Les réserves d’or font partie intégrante des réserves officielles du pays et ont pour fonction de « renforcer la confiance dans la stabilité du système financier italien et dans la monnaie unique ». La Banque d’Italie est le quatrième détenteur de réserves d’or au monde, après la Réserve fédérale américaine, la Bundesbank allemande et le Fonds monétaire international. La quantité totale d’or détenue par l’Institut Via Nazionale est égale à 2.452 tonnes, composée principalement de lingots (95.493) et d’une plus petite partie de pièces de monnaie. La valeur actualisée de l’or est publiée chaque année dans le bilan de la Banque d’Italie.

Au fil des années, la BCE a précisé à plusieurs reprises que la question de la propriété juridique (détention et gestion) des réserves d’or « relève en fin de compte des compétences du Système européen de banques centrales (SEBC) en vertu du Traité » sur le fonctionnement de l’Union européenne.
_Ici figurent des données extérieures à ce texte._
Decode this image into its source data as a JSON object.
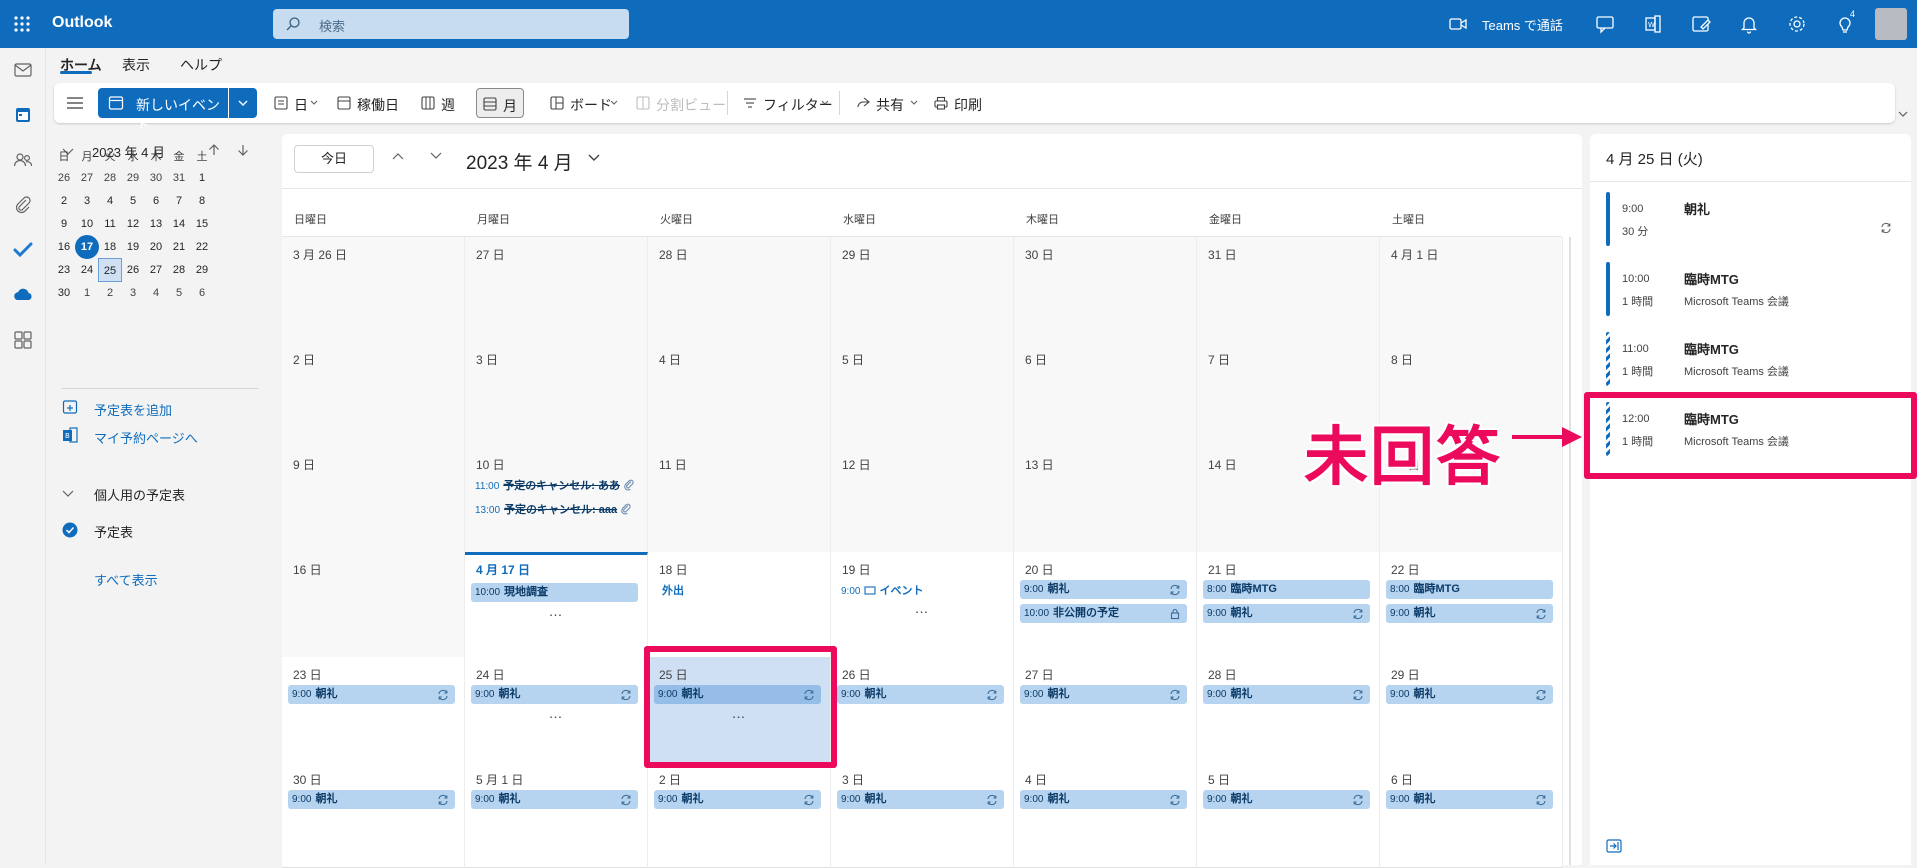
{
  "app": {
    "name": "Outlook"
  },
  "search": {
    "placeholder": "検索"
  },
  "topbar": {
    "teams_call": "Teams で通話",
    "tips_badge": "4"
  },
  "ribbon": {
    "tabs": [
      "ホーム",
      "表示",
      "ヘルプ"
    ]
  },
  "toolbar": {
    "new_event": "新しいイベント",
    "day": "日",
    "work_week": "稼働日",
    "week": "週",
    "month": "月",
    "board": "ボード",
    "split_view": "分割ビュー",
    "filter": "フィルター",
    "share": "共有",
    "print": "印刷"
  },
  "mini_cal": {
    "title": "2023 年 4 月",
    "weekdays": [
      "日",
      "月",
      "火",
      "水",
      "木",
      "金",
      "土"
    ],
    "weeks": [
      [
        "26",
        "27",
        "28",
        "29",
        "30",
        "31",
        "1"
      ],
      [
        "2",
        "3",
        "4",
        "5",
        "6",
        "7",
        "8"
      ],
      [
        "9",
        "10",
        "11",
        "12",
        "13",
        "14",
        "15"
      ],
      [
        "16",
        "17",
        "18",
        "19",
        "20",
        "21",
        "22"
      ],
      [
        "23",
        "24",
        "25",
        "26",
        "27",
        "28",
        "29"
      ],
      [
        "30",
        "1",
        "2",
        "3",
        "4",
        "5",
        "6"
      ]
    ],
    "today": "17",
    "selected": "25"
  },
  "left_pane": {
    "add_calendar": "予定表を追加",
    "booking_page": "マイ予約ページへ",
    "my_calendars": "個人用の予定表",
    "calendar": "予定表",
    "show_all": "すべて表示"
  },
  "calendar": {
    "today_button": "今日",
    "title": "2023 年 4 月",
    "weekdays": [
      "日曜日",
      "月曜日",
      "火曜日",
      "水曜日",
      "木曜日",
      "金曜日",
      "土曜日"
    ],
    "weeks": [
      [
        {
          "date": "3 月 26 日",
          "past": true,
          "events": []
        },
        {
          "date": "27 日",
          "past": true,
          "events": []
        },
        {
          "date": "28 日",
          "past": true,
          "events": []
        },
        {
          "date": "29 日",
          "past": true,
          "events": []
        },
        {
          "date": "30 日",
          "past": true,
          "events": []
        },
        {
          "date": "31 日",
          "past": true,
          "events": []
        },
        {
          "date": "4 月 1 日",
          "past": true,
          "events": []
        }
      ],
      [
        {
          "date": "2 日",
          "past": true,
          "events": []
        },
        {
          "date": "3 日",
          "past": true,
          "events": []
        },
        {
          "date": "4 日",
          "past": true,
          "events": []
        },
        {
          "date": "5 日",
          "past": true,
          "events": []
        },
        {
          "date": "6 日",
          "past": true,
          "events": []
        },
        {
          "date": "7 日",
          "past": true,
          "events": []
        },
        {
          "date": "8 日",
          "past": true,
          "events": []
        }
      ],
      [
        {
          "date": "9 日",
          "past": true,
          "events": []
        },
        {
          "date": "10 日",
          "past": true,
          "events": [
            {
              "time": "11:00",
              "title": "予定のキャンセル: ああ",
              "style": "strike",
              "icon": "paperclip-icon"
            },
            {
              "time": "13:00",
              "title": "予定のキャンセル: aaa",
              "style": "strike",
              "icon": "paperclip-icon"
            }
          ]
        },
        {
          "date": "11 日",
          "past": true,
          "events": []
        },
        {
          "date": "12 日",
          "past": true,
          "events": []
        },
        {
          "date": "13 日",
          "past": true,
          "events": []
        },
        {
          "date": "14 日",
          "past": true,
          "events": []
        },
        {
          "date": "15 日",
          "past": true,
          "events": []
        }
      ],
      [
        {
          "date": "16 日",
          "past": true,
          "events": []
        },
        {
          "date": "4 月 17 日",
          "today": true,
          "events": [
            {
              "time": "10:00",
              "title": "現地調査",
              "style": "block"
            }
          ],
          "more": "…"
        },
        {
          "date": "18 日",
          "events": [
            {
              "time": "",
              "title": "外出",
              "style": "text"
            }
          ]
        },
        {
          "date": "19 日",
          "events": [
            {
              "time": "9:00",
              "title": "イベント",
              "style": "text",
              "icon": "box-icon"
            }
          ],
          "more": "…"
        },
        {
          "date": "20 日",
          "events": [
            {
              "time": "9:00",
              "title": "朝礼",
              "style": "block",
              "icon": "recurring-icon"
            },
            {
              "time": "10:00",
              "title": "非公開の予定",
              "style": "block",
              "icon": "lock-icon"
            }
          ]
        },
        {
          "date": "21 日",
          "events": [
            {
              "time": "8:00",
              "title": "臨時MTG",
              "style": "block"
            },
            {
              "time": "9:00",
              "title": "朝礼",
              "style": "block",
              "icon": "recurring-icon"
            }
          ]
        },
        {
          "date": "22 日",
          "events": [
            {
              "time": "8:00",
              "title": "臨時MTG",
              "style": "block"
            },
            {
              "time": "9:00",
              "title": "朝礼",
              "style": "block",
              "icon": "recurring-icon"
            }
          ]
        }
      ],
      [
        {
          "date": "23 日",
          "events": [
            {
              "time": "9:00",
              "title": "朝礼",
              "style": "block",
              "icon": "recurring-icon"
            }
          ]
        },
        {
          "date": "24 日",
          "events": [
            {
              "time": "9:00",
              "title": "朝礼",
              "style": "block",
              "icon": "recurring-icon"
            }
          ],
          "more": "…"
        },
        {
          "date": "25 日",
          "selected": true,
          "events": [
            {
              "time": "9:00",
              "title": "朝礼",
              "style": "block",
              "icon": "recurring-icon"
            }
          ],
          "more": "…"
        },
        {
          "date": "26 日",
          "events": [
            {
              "time": "9:00",
              "title": "朝礼",
              "style": "block",
              "icon": "recurring-icon"
            }
          ]
        },
        {
          "date": "27 日",
          "events": [
            {
              "time": "9:00",
              "title": "朝礼",
              "style": "block",
              "icon": "recurring-icon"
            }
          ]
        },
        {
          "date": "28 日",
          "events": [
            {
              "time": "9:00",
              "title": "朝礼",
              "style": "block",
              "icon": "recurring-icon"
            }
          ]
        },
        {
          "date": "29 日",
          "events": [
            {
              "time": "9:00",
              "title": "朝礼",
              "style": "block",
              "icon": "recurring-icon"
            }
          ]
        }
      ],
      [
        {
          "date": "30 日",
          "events": [
            {
              "time": "9:00",
              "title": "朝礼",
              "style": "block",
              "icon": "recurring-icon"
            }
          ]
        },
        {
          "date": "5 月 1 日",
          "events": [
            {
              "time": "9:00",
              "title": "朝礼",
              "style": "block",
              "icon": "recurring-icon"
            }
          ]
        },
        {
          "date": "2 日",
          "events": [
            {
              "time": "9:00",
              "title": "朝礼",
              "style": "block",
              "icon": "recurring-icon"
            }
          ]
        },
        {
          "date": "3 日",
          "events": [
            {
              "time": "9:00",
              "title": "朝礼",
              "style": "block",
              "icon": "recurring-icon"
            }
          ]
        },
        {
          "date": "4 日",
          "events": [
            {
              "time": "9:00",
              "title": "朝礼",
              "style": "block",
              "icon": "recurring-icon"
            }
          ]
        },
        {
          "date": "5 日",
          "events": [
            {
              "time": "9:00",
              "title": "朝礼",
              "style": "block",
              "icon": "recurring-icon"
            }
          ]
        },
        {
          "date": "6 日",
          "events": [
            {
              "time": "9:00",
              "title": "朝礼",
              "style": "block",
              "icon": "recurring-icon"
            }
          ]
        }
      ]
    ]
  },
  "agenda": {
    "title": "4 月 25 日 (火)",
    "items": [
      {
        "time": "9:00",
        "duration": "30 分",
        "subject": "朝礼",
        "location": "",
        "recurring": true,
        "tentative": false
      },
      {
        "time": "10:00",
        "duration": "1 時間",
        "subject": "臨時MTG",
        "location": "Microsoft Teams 会議",
        "recurring": false,
        "tentative": false
      },
      {
        "time": "11:00",
        "duration": "1 時間",
        "subject": "臨時MTG",
        "location": "Microsoft Teams 会議",
        "recurring": false,
        "tentative": true
      },
      {
        "time": "12:00",
        "duration": "1 時間",
        "subject": "臨時MTG",
        "location": "Microsoft Teams 会議",
        "recurring": false,
        "tentative": true
      }
    ]
  },
  "annotation": {
    "label": "未回答",
    "color": "#ec0a5c"
  },
  "colors": {
    "brand": "#0f6cbd",
    "event": "#b6d4f0",
    "selected_day": "#cfe0f4"
  }
}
Le traité en question garantit également l’indépendance des banques centrales, y compris la Banque d’Italie, « dans l’accomplissement de leurs missions ».

La Banque d’Italie explique elle-même qu’en cas de crise monétaire, « une banque centrale peut disposer de l’or, comme des réserves de devises, pour préserver la confiance dans la monnaie nationale en l’utilisant comme garantie pour obtenir des prêts ou, à terme, en le vendant sur le marché pour acheter la monnaie nationale afin de soutenir sa valeur ». L’or constitue également une bonne protection contre l’inflation, car il tend à maintenir sa valeur au fil du temps. De plus, contrairement aux monnaies fiduciaires, l’or n’est pas un actif « émis » par un gouvernement ou une banque centrale et sa valeur n’est donc pas affectée par la solvabilité de l’émetteur.